The cases were consolidated, and the issue of compensation was referred to a three-person commission appointed by the district court pursuant to Rule 71(A), Fed. R.Civ.P.

Among the valuation guidelines provided the commissioners by the district court was a standard-form instruction, captioned “Sales to the Government,” that read as follows:

“While the prices paid in sales of similar property between private parties are admissible, the price the Government has paid for other property is not admissible in evidence and is incompetent to prove the market value of land under condemnation. [footnote omitted.] Such sales are not a fair criterion of value for the reason that they are not free sales but are in the nature of a compromise to avoid a lawsuit.”

[821]*821At the request of the landowners, and over the objection of the United States, the district court subsequently qualified its earlier instructions by advising the commissioners that

“[i]n these particular cases that you are to consider, evidence may be presented concerning sales of property to Knoxville’s Community Development Corporation (‘KCDC’). When the evidence thus presented relates to comparable properties, that evidence should be considered by you and you should determine how much weight to give to that evidence.”

The commissioners conducted a view of the landowners’ property and heard evidence of just compensation. The landowners presented valuation testimony from two experienced and well-qualified expert appraisers, Robert J. Fletcher and Claude M. Wood. Mr. Wood expressed the opinion that the land was worth $30 per square foot, and Mr. Fletcher opined that it was worth $29.50 per square foot. The United States offered the testimony of Mr. William S. Broome, MAI, also an experienced and qualified real estate appraiser; Mr. Broome expressed the opinion that the land was worth $18.30 per square foot.

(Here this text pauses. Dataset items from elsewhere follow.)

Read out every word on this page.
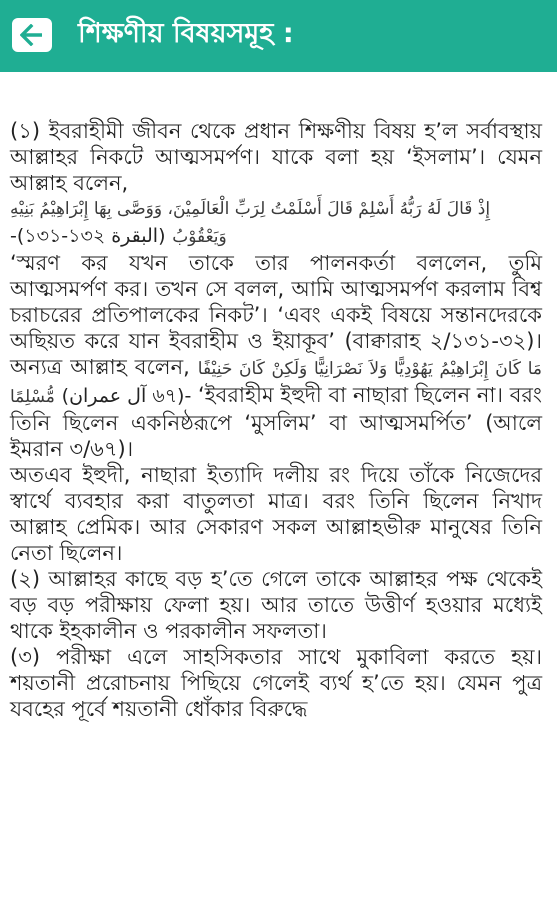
শিক্ষণীয় বিষয়সমূহ :

(১) ইবরাহীমী জীবন থেকে প্রধান শিক্ষণীয় বিষয় হ’ল সর্বাবস্থায় আল্লাহর নিকটে আত্মসমর্পণ। যাকে বলা হয় ‘ইসলাম’। যেমন আল্লাহ বলেন,

إِذْ قَالَ لَهُ رَبُّهُ أَسْلِمْ قَالَ أَسْلَمْتُ لِرَبِّ الْعَالَمِيْنَ، وَوَصَّى بِهَا إِبْرَاهِيْمُ بَنِيْهِ

وَيَعْقُوْبُ (البقرة ১৩১-১৩২)-

‘স্মরণ কর যখন তাকে তার পালনকর্তা বললেন, তুমি আত্মসমর্পণ কর। তখন সে বলল, আমি আত্মসমর্পণ করলাম বিশ্ব চরাচরের প্রতিপালকের নিকট’। ‘এবং একই বিষয়ে সন্তানদেরকে অছিয়ত করে যান ইবরাহীম ও ইয়াকূব’ (বাক্বারাহ ২/১৩১-৩২)। অন্যত্র আল্লাহ বলেন, مَا كَانَ إِبْرَاهِيْمُ يَهُوْدِيًّا وَلاَ نَصْرَانِيًّا وَلَكِنْ كَانَ حَنِيْفًا مُّسْلِمًا (آل عمران ৬৭)- ‘ইবরাহীম ইহুদী বা নাছারা ছিলেন না। বরং তিনি ছিলেন একনিষ্ঠরূপে ‘মুসলিম’ বা আত্মসমর্পিত’ (আলে ইমরান ৩/৬৭)।

অতএব ইহুদী, নাছারা ইত্যাদি দলীয় রং দিয়ে তাঁকে নিজেদের স্বার্থে ব্যবহার করা বাতুলতা মাত্র। বরং তিনি ছিলেন নিখাদ আল্লাহ প্রেমিক। আর সেকারণ সকল আল্লাহভীরু মানুষের তিনি নেতা ছিলেন।

(২) আল্লাহর কাছে বড় হ’তে গেলে তাকে আল্লাহর পক্ষ থেকেই বড় বড় পরীক্ষায় ফেলা হয়। আর তাতে উত্তীর্ণ হওয়ার মধ্যেই থাকে ইহকালীন ও পরকালীন সফলতা।

(৩) পরীক্ষা এলে সাহসিকতার সাথে মুকাবিলা করতে হয়। শয়তানী প্ররোচনায় পিছিয়ে গেলেই ব্যর্থ হ’তে হয়। যেমন পুত্র যবহের পূর্বে শয়তানী ধোঁকার বিরুদ্ধে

All three of the expert witnesses used comparable sales in arriving at their valuations, but they differed as to the comparability of acquisitions made by the Knoxville Community Development Corporation, a governmental body that had the power of eminent domain. The commissioners explained, in their report, that

“[t]he landowners relied upon the Hilton block (Exhibit L-22) which was acquired in 1979 by Knoxville Community Development Corporation (‘KCDC’) at an average price of $26.27 per square foot and which was adjusted by the landowners witnesses to $30.00 and $29.57 to reflect the change in market between the date of acquisition and the date of taking in 1984. The correctness of these figures was questionable as to whether they included improvements or as to whether the improvements had value at the time of taking. Mr. Broome, the witness for the Government, indicated that he had appraised many of these tracts for as low as $15.00 per square foot and as high as $24.00 per square foot for the land without the improvements which gave an adjusted land value of approximately $20.00 per square foot. See Exhibit L-10. Mr. Broome did not use this property as comparable by reason of the fact that it was part of the property acquired by KCDC.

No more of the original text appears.